Tra i giovani produttori emergenti, Johann Rottensteiner, 25 anni, produce Gewürztraminer in modo biologico da vent’anni, su terreni acquistati dal nonno negli anni 80 a Brunnenhof Mazon e ha la certificazione Bioland dal 2010. Karoline Walsh, parte della quinta generazione di produttori di Gewürztraminer, fa invecchiare parte della produzione in una ex miniera d’argento in Val Ridanna, sfruttando l’oscurità e l’umidità al 95% per conferire al vino caratteristiche uniche. Dopo aver studiato economia a Graz e lavorato all’estero, Karoline è tornata per portare innovazione nell’azienda di famiglia. E come lei hanno fatto quasi tutti i giovani colleghi che oggi guidano una azienda vinicola. Per questo Simon Pliger di Kuen Hof, uno dei giovani protagonisti della locale viticoltura eroica, che pure ha un passato di lavori manuali, sottolinea l’importanza della formazione.
“La competenza e la professionalità sono fondamentali quanto la conoscenza del marketing e delle relazioni internazionali”. Questo vale tanto nelle aziende private quanto nei consorzi, come dimostrano le figure emergenti: Jakob Gasser, entrato alla Cantina San Michele Appiano come stagionale, ha meritatamente scalato tutti i gradini gerarchici; Manfred Bernard, enologo, è il direttore della produzione vinicola di terreni di proprietà ecclesiastica, la Tenuta Cantina Convento Muri-Gries, E a loro si aggiunge Matthias Messner direttore della Cantina Bolzano, che spiega come il consorzio da lui guidato, per attrarre la Generazione Z, abbia creato Rosa, un vino a basso tenore alcolico (9% vol), che richiede spiegazioni per essere apprezzato, ma che sta conquistando fette di mercato. Altrettanto innovativa è la proposta di Armin Gratl, direttore della Cantina Valle Isarco, coadiuvato dal giovane enologo Stefano Donà: Granit 960, un kerner che matura in un contenitore di granito unico al mondo, mentre allo studio c’è uno spumante a base di sylvaner. Il passaggio generazionale al timone di aziende vinicole è facilitato dalla vecchia gestione, che invece di condividere il potere, spesso preferisce concentrarsi sulla vigna o dedicarsi ad altre attività. Tra le giovani leve dell’Alto Adige ci sono anche alcune figlie d’arte come Ines Giovanett di Castelfeder, che dirige l’azienda insieme al fratello enologo, ed Eva Kaneppele, presidente di Giovane Economia dell’Alto Adige. Entrambe equilibrano innovazione e vita familiare, attenzione al sapore del vino, ma anche all’aspetto estetico di bottiglie ed etichette, dimostrando abilità nel portare avanti le tradizioni con un tocco di modernità.

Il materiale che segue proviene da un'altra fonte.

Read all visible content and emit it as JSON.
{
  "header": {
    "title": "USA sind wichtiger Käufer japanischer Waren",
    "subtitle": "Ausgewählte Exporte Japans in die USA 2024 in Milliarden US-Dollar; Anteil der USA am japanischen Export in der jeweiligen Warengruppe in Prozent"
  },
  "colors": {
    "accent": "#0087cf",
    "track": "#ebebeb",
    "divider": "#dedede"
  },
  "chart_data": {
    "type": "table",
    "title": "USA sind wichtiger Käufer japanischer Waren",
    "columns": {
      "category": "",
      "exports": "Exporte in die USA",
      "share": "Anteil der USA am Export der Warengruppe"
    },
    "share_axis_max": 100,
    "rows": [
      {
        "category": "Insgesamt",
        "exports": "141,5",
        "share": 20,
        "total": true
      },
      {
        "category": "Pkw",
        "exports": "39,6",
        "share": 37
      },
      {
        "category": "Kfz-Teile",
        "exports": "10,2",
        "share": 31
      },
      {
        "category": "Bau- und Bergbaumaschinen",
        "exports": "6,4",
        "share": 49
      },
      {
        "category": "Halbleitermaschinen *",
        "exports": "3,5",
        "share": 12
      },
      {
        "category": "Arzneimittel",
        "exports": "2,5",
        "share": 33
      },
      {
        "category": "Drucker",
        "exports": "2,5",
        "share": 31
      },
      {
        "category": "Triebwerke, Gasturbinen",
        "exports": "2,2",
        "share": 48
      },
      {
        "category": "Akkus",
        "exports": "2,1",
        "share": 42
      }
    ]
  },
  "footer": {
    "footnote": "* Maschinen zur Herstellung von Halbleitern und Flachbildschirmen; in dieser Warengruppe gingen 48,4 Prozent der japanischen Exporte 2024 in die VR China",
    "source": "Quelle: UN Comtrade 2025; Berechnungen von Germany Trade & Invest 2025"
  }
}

“Qui c’è una nuova generazione di vignaioli che sta facendo davvero ‘rumore’ con l’intenzione di farsi sentire e di portare avanti i progetti iniziati dai loro nonni e genitori. Sono giovani con grande entusiasmo e competenza, che hanno alle spalle importanti percorsi di formazione ed esperienze in tutto il mondo, tutti fattori che consentono loro di portare una nuova energia nelle cantine. È bello vedere come si confrontano e fanno squadra, ognuno con le proprie peculiarità, andando tutti nella stessa direzione: quella della qualità” conclude Andreas Kofler. E così non resta che lasciarli lavorare per aspettarsi (legittimamente) grandi risultati.